Hey guys! Can I just say that I have been feeling 80% better with this pregnancy finally. Right? ugh… I am currently 15 weeks and this kid is no longer a shrimp but a full size apple. (what?) Wyatt is in love with the fact that its an apple and tells me that it needs to be a watermelon next. Ha-ha and I would agree I would love too already have this kid out um wait… just as I typed that I had “a holy shit” mini panic attack. So clearly I am not ready for that so never mind. This kid can stay an apple for a while.
I have been a busy bee lately in ways that I thought I would prefer not to be. I just did two 12 hour days in a row at my work. My legs are dead tired and I forgot to eat both days until it was late at night when I shoved anything in my mouth and pray to god to not throw it up. So thank you god, because I didn't.

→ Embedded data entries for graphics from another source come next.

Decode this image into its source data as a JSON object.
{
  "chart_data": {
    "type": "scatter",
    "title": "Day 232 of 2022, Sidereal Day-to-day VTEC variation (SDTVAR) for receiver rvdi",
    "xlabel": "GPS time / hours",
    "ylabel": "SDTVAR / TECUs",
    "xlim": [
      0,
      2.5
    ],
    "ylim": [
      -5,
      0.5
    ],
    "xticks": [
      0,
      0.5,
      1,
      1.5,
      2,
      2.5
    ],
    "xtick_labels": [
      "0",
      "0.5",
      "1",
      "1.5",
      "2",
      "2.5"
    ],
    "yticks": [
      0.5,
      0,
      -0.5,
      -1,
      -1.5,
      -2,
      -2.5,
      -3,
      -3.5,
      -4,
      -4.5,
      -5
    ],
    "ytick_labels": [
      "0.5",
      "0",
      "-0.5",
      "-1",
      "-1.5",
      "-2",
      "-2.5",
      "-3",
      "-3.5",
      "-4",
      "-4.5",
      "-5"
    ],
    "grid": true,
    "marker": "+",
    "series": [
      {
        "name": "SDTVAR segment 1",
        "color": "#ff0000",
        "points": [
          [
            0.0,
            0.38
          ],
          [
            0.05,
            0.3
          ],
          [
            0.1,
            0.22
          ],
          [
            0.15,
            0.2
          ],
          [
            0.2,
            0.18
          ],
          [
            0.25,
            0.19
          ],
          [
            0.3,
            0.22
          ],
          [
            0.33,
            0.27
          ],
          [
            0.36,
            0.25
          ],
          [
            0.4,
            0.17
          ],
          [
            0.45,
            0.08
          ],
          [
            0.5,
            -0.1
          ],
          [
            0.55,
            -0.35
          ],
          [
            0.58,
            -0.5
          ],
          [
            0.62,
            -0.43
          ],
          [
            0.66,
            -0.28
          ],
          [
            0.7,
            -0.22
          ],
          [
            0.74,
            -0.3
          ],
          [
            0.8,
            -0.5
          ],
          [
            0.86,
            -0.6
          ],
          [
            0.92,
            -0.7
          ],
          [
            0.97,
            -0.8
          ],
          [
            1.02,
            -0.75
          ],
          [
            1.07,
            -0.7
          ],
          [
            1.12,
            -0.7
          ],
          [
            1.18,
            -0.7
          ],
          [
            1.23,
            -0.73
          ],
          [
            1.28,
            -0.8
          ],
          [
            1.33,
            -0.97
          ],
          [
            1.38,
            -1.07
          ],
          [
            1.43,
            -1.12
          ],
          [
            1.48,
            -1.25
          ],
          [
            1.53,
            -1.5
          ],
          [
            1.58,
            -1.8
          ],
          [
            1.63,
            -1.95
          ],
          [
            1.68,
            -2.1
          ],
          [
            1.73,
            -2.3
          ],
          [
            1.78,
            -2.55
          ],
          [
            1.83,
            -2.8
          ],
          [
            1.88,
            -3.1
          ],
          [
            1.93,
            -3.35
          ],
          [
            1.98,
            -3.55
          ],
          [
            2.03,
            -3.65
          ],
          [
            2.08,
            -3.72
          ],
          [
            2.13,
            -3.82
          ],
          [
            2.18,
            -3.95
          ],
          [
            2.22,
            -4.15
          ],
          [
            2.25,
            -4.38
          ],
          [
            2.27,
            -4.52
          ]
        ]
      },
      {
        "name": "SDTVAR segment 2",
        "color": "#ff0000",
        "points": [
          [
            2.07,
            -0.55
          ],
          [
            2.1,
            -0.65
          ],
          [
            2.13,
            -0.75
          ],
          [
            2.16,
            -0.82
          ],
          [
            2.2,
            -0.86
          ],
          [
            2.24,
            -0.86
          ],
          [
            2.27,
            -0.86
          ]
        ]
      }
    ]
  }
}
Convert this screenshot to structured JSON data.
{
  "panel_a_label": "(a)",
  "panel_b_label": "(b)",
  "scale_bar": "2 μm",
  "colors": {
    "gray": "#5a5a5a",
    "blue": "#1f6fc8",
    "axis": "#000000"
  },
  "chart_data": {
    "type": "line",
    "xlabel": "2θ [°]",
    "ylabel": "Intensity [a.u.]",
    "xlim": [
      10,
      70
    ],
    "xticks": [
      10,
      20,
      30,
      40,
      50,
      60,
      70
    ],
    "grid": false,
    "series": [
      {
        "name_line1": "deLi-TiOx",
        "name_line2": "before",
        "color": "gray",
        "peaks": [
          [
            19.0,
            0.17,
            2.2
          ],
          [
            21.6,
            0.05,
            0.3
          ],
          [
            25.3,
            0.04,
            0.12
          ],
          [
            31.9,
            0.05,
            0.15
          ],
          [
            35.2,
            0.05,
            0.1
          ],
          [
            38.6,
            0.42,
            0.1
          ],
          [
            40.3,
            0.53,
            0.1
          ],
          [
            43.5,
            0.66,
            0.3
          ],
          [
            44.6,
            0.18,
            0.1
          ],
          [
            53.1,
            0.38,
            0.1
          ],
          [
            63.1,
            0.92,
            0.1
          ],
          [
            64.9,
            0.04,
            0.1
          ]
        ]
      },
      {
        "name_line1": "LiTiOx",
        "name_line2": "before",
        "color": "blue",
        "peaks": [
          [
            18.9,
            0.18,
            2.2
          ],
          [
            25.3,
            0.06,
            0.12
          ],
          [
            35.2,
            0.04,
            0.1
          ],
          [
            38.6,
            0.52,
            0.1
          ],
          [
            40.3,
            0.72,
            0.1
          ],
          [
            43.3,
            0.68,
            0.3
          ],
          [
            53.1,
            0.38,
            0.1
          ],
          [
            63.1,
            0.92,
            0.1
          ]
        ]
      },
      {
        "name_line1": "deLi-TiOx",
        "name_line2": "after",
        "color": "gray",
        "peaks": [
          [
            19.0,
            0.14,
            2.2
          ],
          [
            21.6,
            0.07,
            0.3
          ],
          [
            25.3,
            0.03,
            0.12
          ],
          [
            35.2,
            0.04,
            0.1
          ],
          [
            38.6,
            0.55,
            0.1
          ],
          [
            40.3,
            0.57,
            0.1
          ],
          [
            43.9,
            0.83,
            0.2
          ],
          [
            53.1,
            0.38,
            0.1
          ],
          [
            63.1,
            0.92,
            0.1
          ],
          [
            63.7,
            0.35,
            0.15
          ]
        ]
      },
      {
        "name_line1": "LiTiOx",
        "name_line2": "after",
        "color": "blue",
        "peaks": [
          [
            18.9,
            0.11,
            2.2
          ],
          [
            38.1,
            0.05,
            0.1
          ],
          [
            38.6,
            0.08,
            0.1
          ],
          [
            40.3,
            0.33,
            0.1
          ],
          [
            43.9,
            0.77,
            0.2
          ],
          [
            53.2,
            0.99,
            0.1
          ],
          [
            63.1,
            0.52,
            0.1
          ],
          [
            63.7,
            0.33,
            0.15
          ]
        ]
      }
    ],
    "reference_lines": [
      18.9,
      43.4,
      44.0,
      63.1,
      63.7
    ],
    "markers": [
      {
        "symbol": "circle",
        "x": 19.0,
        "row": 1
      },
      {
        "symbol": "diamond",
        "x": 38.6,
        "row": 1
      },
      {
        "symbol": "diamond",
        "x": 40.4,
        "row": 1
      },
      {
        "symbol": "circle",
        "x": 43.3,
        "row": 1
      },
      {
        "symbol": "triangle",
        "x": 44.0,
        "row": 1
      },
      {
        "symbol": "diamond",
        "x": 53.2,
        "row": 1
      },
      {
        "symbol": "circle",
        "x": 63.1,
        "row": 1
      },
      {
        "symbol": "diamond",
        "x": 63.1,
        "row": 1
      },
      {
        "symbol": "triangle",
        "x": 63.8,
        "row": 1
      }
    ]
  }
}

We have this “culture change” going on at work. So I have been in meetings to learn how to communicated better and to motive better. At first I was sooo not into this whole idea because we all know that I have written a ton of post about how work is well… sucky. But I go to this training and a lot of what was said made a ton of sense and I had a lot of those aha moments where the things I learned will not only help at work but with life its self. Then I got to meet with my region HR manager yesterday who was not only super nice (shocking) but was willing to help me through a lot of HR matters that I struggle with. I got so much training that last night I could not turn my brain off. I thought about all the ways I want to improve at work and improve at home. It was something that I needed for sure.
It is funny how a little direction can change how you feel. I hope that this change actually works and that work for me will be better because I hate to say it but I don't actually think I could be a stay at home mom I think that thought has always been “the grass is greener on the other side” when in reality it might not be. I guess we will see how it will be when I go on maternity leave in September.